Ramses fiel auf, daß eine von ihnen nichts sagte. Sie war entzückend mit ihren glänzenden tiefschwarzen Haaren, den blaugrünen Augen und schien jünger als ihre Gefährtinnen.
»Wie ist ihr Name?« fragte er Moses.
»Nefertari.«
»Warum ist sie so schüchtern?«
»Sie stammt aus einer bescheidenen Familie und ist erst seit kurzem hier, sie fiel uns auf, weil sie so gut weben konnte. In allen Bereichen ist sie bereits die Beste ihrer Gruppe, und das verzeihen ihr die Mädchen aus reichen Häusern nicht.«
Einige der Tänzerinnen gingen wieder zum Angriff über und bemühten sich, die Gunst des Prinzen zu erobern. Das Gerücht sprach von einer Heirat mit Iset, der Schönen, doch hatte ein Königssohn nicht ein größeres Herz als andere Männer? Ramses ließ die Schmachtenden stehen und setzte sich neben Nefertari.
»Ist dir meine Anwesenheit unangenehm?«
Die Angriffslust, die in dieser Frage steckte, entwaffnete sie. Verwirrt blickte sie zu Ramses auf.
»Verzeih meine Grobheit, aber du scheinst mir so einsam.«
»Ich… ich dachte nach.«
»Welche Sorge beschäftigt dich?«
»Wir sollen uns einen Lehrsatz des Weisen Ptah-hotep wählen und ihn erläutern.«
»Ich verehre diesen Mann, welchen Satz wirst du wählen?«
»Ich bin noch unschlüssig.«
»Wozu fühlst du dich berufen, Nefertari?«
»Zum Blumenbinden, gern würde ich die Kränze für die Götter binden und den größten Teil des Jahres im Tempel verbringen.«
»Ist das nicht ein sehr karges Dasein?«
»Ich hebe die Meditation, aus ihr schöpfe ich meine Kraft. Steht nicht geschrieben, die Stille lasse die Seele wachsen wie einen blühenden Baum?«
Die Aufseherin rief die Mädchen zusammen, sie sollten sich umkleiden und dann zum Grammatikunterricht kommen. Nefertari erhob sich.

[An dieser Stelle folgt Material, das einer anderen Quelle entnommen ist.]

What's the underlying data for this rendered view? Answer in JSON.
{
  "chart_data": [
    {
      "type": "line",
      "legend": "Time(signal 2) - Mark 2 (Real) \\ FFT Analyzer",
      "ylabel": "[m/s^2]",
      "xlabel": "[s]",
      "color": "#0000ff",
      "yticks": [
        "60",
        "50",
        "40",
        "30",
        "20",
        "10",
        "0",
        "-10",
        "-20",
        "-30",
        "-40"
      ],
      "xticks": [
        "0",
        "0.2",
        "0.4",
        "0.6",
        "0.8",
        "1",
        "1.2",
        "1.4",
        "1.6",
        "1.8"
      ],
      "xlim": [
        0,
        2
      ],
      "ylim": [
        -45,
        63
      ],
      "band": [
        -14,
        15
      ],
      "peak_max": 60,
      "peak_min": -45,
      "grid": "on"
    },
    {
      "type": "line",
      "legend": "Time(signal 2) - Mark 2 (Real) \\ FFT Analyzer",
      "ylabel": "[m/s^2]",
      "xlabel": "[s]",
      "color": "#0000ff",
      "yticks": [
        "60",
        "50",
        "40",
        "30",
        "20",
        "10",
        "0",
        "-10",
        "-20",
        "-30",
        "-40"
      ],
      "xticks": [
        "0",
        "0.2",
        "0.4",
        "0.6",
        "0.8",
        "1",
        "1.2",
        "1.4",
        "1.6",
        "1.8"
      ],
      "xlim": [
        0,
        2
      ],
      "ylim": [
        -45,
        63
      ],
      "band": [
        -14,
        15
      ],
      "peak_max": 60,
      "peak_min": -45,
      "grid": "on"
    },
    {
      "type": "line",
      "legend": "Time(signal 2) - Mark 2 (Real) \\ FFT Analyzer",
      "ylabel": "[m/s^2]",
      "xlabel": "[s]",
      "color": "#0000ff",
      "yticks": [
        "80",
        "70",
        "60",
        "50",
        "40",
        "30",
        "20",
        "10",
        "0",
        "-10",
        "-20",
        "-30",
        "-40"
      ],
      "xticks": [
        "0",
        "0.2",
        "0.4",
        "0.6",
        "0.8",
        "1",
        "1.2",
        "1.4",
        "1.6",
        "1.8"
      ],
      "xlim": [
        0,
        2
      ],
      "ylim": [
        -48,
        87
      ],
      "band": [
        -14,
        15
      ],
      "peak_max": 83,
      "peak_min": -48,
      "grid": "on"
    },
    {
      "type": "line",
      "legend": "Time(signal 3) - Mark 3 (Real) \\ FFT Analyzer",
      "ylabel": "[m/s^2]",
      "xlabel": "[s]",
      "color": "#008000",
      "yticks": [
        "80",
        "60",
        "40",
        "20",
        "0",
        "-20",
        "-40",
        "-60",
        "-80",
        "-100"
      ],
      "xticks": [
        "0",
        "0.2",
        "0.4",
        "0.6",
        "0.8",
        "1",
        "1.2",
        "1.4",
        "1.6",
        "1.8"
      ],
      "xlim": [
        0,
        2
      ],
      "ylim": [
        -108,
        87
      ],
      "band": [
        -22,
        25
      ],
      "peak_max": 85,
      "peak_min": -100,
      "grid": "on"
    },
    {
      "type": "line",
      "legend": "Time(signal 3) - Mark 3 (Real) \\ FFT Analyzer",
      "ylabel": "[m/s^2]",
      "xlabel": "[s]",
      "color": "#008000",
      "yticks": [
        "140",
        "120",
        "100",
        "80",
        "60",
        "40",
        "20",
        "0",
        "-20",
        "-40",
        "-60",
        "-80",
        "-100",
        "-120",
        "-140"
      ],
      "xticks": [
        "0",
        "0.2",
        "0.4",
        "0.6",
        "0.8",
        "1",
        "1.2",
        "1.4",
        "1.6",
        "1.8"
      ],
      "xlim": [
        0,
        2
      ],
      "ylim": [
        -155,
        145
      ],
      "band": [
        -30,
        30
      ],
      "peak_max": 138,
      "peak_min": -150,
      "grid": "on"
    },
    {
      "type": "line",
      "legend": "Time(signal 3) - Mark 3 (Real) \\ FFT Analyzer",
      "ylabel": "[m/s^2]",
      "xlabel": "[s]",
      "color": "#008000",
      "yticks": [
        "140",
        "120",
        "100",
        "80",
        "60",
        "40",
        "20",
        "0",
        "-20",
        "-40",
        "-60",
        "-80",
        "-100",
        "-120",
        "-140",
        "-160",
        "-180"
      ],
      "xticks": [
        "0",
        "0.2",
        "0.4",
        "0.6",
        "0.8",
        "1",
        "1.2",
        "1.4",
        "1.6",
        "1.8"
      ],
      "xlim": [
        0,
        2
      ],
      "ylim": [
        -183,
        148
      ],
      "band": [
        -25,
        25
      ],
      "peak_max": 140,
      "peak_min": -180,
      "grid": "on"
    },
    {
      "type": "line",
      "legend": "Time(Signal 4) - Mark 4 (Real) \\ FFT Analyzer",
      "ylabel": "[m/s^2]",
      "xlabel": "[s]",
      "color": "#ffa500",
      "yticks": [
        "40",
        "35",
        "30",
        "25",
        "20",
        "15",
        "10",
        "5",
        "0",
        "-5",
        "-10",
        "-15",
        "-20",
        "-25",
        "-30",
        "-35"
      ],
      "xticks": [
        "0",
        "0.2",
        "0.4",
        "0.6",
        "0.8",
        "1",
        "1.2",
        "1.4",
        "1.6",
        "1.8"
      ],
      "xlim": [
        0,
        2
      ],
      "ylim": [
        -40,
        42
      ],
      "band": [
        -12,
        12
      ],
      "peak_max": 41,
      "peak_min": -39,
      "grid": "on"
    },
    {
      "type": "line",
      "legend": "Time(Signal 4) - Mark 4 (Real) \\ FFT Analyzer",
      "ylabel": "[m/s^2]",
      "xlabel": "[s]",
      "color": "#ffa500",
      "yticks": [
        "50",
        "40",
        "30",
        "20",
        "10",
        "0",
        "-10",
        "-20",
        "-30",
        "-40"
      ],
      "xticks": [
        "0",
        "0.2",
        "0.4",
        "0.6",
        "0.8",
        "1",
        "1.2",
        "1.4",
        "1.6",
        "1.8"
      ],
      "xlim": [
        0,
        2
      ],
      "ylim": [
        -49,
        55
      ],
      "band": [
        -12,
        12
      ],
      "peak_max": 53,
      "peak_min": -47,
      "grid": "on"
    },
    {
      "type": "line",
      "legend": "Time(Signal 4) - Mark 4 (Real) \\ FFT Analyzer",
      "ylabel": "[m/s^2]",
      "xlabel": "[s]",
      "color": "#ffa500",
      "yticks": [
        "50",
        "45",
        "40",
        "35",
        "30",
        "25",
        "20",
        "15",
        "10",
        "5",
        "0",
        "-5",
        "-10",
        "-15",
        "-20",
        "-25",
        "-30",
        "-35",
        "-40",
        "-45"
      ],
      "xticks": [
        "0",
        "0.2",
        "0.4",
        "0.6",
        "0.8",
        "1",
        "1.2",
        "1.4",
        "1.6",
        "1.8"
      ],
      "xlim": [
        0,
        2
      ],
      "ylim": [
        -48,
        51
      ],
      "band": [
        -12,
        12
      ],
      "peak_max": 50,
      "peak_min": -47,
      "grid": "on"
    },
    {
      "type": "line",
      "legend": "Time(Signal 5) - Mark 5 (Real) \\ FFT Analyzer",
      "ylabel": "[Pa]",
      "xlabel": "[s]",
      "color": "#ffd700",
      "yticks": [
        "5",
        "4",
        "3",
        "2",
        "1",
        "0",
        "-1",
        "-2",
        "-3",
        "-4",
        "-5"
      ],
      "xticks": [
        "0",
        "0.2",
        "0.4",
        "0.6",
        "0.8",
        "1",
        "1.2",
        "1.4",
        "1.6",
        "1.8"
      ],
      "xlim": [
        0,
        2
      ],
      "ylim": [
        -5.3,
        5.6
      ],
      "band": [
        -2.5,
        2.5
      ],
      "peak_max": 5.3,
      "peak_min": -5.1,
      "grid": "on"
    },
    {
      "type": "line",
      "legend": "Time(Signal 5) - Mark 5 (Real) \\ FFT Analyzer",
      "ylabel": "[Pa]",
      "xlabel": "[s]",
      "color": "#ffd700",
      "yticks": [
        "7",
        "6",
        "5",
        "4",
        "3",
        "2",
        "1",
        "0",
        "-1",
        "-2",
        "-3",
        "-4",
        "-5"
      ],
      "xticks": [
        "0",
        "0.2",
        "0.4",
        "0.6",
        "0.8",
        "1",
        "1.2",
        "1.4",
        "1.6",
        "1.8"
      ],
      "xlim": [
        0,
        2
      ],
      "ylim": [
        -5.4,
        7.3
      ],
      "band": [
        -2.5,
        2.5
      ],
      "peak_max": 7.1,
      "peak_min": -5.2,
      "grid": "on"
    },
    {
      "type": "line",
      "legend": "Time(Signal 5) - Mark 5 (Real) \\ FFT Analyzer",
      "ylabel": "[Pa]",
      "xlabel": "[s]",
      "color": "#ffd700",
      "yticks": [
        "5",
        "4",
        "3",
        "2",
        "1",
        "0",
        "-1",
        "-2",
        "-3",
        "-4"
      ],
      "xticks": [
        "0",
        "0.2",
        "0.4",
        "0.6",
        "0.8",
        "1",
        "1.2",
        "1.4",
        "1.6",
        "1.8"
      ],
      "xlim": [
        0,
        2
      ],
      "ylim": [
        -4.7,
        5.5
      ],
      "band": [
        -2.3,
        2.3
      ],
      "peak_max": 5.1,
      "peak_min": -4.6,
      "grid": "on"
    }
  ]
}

»Einen Augenblick noch! Würdest du mir eine Gunst erweisen?«
»Die Aufseherin ist streng und duldet keine Verspätung.«
»Welchen Lehrsatz wirst du wählen?«
Ihr Lächeln hätte auch den zornigsten Krieger besänftigt.
»Ein wahres Wort ist verborgener als der grüne Stein; doch man findet es bei den Mägden, die am Mühlstein arbeiten.«
Wie eine Luftgestalt, wie eine Lichtgestalt enteilte sie.
ZWANZIG
Ramses verweilte eine Woche im Harim Mer-Our, doch Nefertari sah er nicht wieder. Moses, von seinem Vorgesetzten, der seinen Eifer schätzte, mit Arbeit überhäuft, konnte seinem Freund nur wenig Zeit widmen. Dennoch schöpften sie aus ihren Gesprächen neue Kraft und schworen sich, nicht dahinzudämmern im Schlaf des Gerechten.
Recht schnell wurde die Anwesenheit des jüngeren Sohns des Sethos zu einem Ereignis. Altere Damen von Stand suchten das Gespräch mit ihm, einige überschütteten ihn mit Erinnerungen und guten Ratschlägen, etliche Handwerker und Beamte buhlten um sein Wohlwollen, und der Leiter des Harim bezeigte ihm unermüdlich größte Zuvorkommenheit, damit er Sethos berichte, wie vollendet dieser Harim geführt war. Sich in einen Garten zurückzuziehen, um in Frieden die Schriften der Alten zu lesen, geriet zu einem Kunststück. Bald fühlte er sich als Gefangener in diesem Paradies, daher nahm er seinen Reisesack, seine Matte und seinen Stock und machte sich davon, ohne jemandem ein Wort zu sagen. Moses würde es schon verstehen.